Shōhaku Okumura (奥村 正博, b. 22 June 1948) is a Japanese Sōtō Zen priest and the founder and abbot of the Sanshin Zen Community located in Bloomington, Indiana,[1] where he and his family currently live. From 1997 until 2010, Okumura also served as Director of the Sōtō Zen Buddhism International Center in San Francisco, California, which is an administrative office of the Sōtō school of Japan.


Shōhaku Okumura was born in Osaka, Japan in 1948. He received his education at Komazawa University in Tokyo, Japan, where he studied Zen Buddhism. On December 8, 1970, Okumura was ordained at Antaiji by his teacher Kōshō Uchiyama, where he practiced until Uchiyama retired in 1975.[2] He then traveled to the United States, where he co-founded Valley Zendo in Massachusetts[3] and continued Uchiyama's style of zazen practice there until 1981.[3] In that year, he returned to Japan and began translating the writings of Uchiyama and Eihei Dōgen from Japanese into English. Prior to founding the Sanshin Zen Community in 1996, he was a teacher at the Minnesota Zen Meditation Center in Minneapolis, Minnesota from 1993 to 1996[4] and at the Kyoto Sōtō Zen Center[citation needed].
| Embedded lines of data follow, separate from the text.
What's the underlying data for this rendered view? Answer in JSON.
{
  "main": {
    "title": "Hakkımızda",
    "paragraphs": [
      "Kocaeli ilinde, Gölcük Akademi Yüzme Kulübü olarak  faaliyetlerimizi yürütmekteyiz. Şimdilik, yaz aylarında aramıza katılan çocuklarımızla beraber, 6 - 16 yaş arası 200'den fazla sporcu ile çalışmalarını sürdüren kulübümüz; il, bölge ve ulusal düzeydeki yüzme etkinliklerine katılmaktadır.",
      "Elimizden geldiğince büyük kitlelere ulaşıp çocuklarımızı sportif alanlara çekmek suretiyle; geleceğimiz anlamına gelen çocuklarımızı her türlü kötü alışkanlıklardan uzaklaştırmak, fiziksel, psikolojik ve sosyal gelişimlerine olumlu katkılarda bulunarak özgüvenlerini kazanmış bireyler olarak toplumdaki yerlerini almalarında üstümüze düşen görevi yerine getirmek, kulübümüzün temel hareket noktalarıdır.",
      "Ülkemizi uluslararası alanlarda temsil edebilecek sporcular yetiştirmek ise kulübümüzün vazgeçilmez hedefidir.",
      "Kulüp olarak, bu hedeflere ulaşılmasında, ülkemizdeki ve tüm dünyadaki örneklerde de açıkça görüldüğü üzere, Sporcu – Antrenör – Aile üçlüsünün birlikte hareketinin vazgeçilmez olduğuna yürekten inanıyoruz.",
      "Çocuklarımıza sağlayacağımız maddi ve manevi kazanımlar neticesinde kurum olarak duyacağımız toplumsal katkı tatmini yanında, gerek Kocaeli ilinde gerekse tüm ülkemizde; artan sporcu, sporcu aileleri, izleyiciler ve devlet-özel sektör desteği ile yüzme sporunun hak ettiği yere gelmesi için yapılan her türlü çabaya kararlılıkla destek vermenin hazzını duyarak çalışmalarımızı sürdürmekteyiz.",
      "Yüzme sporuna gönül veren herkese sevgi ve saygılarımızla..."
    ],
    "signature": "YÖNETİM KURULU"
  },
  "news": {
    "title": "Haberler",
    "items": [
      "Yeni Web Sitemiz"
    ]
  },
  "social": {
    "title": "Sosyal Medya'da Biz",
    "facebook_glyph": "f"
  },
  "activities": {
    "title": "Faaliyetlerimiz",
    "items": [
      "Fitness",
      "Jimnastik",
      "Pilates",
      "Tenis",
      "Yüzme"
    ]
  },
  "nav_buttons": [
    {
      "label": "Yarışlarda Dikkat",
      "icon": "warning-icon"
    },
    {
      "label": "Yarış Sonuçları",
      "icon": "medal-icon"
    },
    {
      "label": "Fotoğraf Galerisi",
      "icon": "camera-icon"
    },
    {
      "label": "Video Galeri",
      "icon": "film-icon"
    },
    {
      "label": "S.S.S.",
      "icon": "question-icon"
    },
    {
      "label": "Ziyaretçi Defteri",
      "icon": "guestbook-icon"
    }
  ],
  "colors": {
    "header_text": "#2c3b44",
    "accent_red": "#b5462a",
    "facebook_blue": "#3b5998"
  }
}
Okumura attributes his desire to become a Buddhist the discovery of a book while he was in high school called Self (自己, jiko) by Kōshō Uchiyama, who would become his teacher not long after. After Okumura became a teacher in his own right, his message remained much the same as Uchiyama's and is centered around the practice of zazen, largely to the exclusion of other rituals associated with the tradition. Okumura also focuses on the translation of the works of Eihei Dōgen and associated texts into English, as well as aiding his students in the study of such writings. His practice of zazen is built on what Uchiyama called "sesshin without toys.” These sesshins of three, five, or seven days are completely silent and consist of fourteen hours of zazen each day, punctuated only by meals and sleep in the evening. There are no services, chants, or work periods. These alternate with "genzō-e retreats", which are five days of intensive study of one or more fascicles of Dōgen's collection of writings called the Shōbōgenzō. He has published several translations of material previously unavailable in English such as Dōgen’s Pure Standards for the Zen Community and Eihei Kōroku, both with Taigen Dan Leighton.[5]


See also[edit]


  1. ^ Okumura, Shohaku (Fall 2005). "Kokoro". Buddhadharma: the Practitioner's Quarterly. Retrieved 2008-03-15.
  2. ^ Uchiyama, Kosho; Thomas Wright; Jishō Cary Warner; Shohaku Okumura (2004). Opening the Hand of Thought: Foundations of Zen Buddhist Practice. Wisdom Publications. pp. xvii–xxi. ISBN 978-0-86171-357-8.
  3. ^ a b Okumura, Shohaku (2012). Living By Vow. Wisdom Publications. pp. 182–183. ISBN 9781614290100.
  4. ^ Okumura, Shohaku (2012). Living By Vow. Wisdom Publications. pp. ix. ISBN 9781614290100.
  5. ^ Haederle, Michael (12 November 2013), "Profile: Sanshin Zen Community", Lion's Roar, retrieved 2018-05-08

External links[edit]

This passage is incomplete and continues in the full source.